Castellanos has made an adjustment.
“I was swinging early and often,” he said about the first two months of the season — or nearly two months.
“The league made an adjustment with me after I had some early success. I started getting a lot of pitches out of the strike zone early because I was swinging.
“But the point is to make them come to you,” he said. “I’m being more relaxed up there, not jumping at early pitches.”
To have four walks after his first 151 didn’t seem right to Castellanos, who never considered himself as a non-walker.
And while it’s true that in the minors, hitters like to get their hacks, which could explain some of his earlier stats — such as 14 walks in 341 plate appearances at Double A Erie in 2012 — the ratio seemed more normal when he walked 54 times in 595 plate appearances at Triple A Toledo last season.
It’s difficult to make conclusions about a young hitter’s sense of patience at the plate, however, while he’s still in the minors.
And, of course, a young hitter wants to swing the bat when he suddenly finds himself in a major league lineup every day.
But smart hitters don’t take long to adjust, and Castellanos, it appears, already is adjusting to the pitches he’s being thrown.
“I’ve always had my fair share of walks,” he said. “But I’m very aggressive around the plate.”
The secret is how to effectively mix the two, which Castellanos seems to be doing.
So instead of being angry that his double high off the wall in center had just missed being a two-run home run Tuesday night, catcher Alex Avila was smiling at second base.
Was it something being yelled out to him from the Tigers dugout that was making him laugh?
No, it was the exchange Avila was having with A’s third baseman Josh Donaldson.

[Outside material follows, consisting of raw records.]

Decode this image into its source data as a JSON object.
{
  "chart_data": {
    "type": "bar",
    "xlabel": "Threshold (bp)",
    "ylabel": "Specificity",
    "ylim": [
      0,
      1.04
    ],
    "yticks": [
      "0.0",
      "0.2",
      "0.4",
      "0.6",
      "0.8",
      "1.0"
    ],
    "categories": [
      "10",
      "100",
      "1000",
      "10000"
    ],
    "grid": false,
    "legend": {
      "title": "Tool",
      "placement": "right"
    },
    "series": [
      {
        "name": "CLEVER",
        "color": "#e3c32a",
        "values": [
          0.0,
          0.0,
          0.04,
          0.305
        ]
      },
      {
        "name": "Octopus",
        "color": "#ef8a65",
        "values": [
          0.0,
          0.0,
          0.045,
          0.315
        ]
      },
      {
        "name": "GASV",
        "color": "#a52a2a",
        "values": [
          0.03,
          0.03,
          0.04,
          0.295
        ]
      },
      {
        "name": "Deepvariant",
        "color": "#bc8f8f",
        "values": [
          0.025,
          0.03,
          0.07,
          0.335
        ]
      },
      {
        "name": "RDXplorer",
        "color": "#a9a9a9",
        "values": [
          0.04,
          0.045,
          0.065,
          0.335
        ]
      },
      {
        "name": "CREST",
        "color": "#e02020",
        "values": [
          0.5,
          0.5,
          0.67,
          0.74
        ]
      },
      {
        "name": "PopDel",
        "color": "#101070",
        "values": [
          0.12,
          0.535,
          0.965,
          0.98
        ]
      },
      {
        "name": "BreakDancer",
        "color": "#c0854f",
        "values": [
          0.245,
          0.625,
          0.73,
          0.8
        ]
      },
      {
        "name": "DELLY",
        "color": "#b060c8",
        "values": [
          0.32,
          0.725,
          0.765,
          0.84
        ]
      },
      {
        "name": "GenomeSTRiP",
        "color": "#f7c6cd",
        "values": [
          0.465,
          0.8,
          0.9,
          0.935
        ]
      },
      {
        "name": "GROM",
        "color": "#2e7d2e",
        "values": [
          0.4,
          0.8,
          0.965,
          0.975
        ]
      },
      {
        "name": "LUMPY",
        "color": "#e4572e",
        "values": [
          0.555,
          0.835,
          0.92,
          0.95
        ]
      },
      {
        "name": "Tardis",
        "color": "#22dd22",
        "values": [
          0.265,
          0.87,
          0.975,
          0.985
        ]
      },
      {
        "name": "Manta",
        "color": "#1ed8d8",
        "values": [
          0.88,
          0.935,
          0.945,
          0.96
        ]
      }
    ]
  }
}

“When Donaldson came up after I had tried to bunt my way on, he asked me, ‘Why were you bunting? I would have thrown you out,’ ” Avila said. “So when I looked over after my double, he was laughing because I had tried to bunt in my previous at-bat.”
Avila isn’t hesitant to square around if he thinks a team is giving him room to get one down. He’s shown bunt three times already this season, “the most I’ve ever done it,” he said.
But sometimes it works, too, when he swings away.
Around the horn
By the way, Avila believes the shift other teams are putting on for him has cost him “5-6 hits” already.
If it’s five hits, it means the difference between the .274 he would be hitting and the .230 he is.
If shifts have cost him six hits, he would be hitting .283.
“Five or six hits make a big difference early in the year,” Avila said.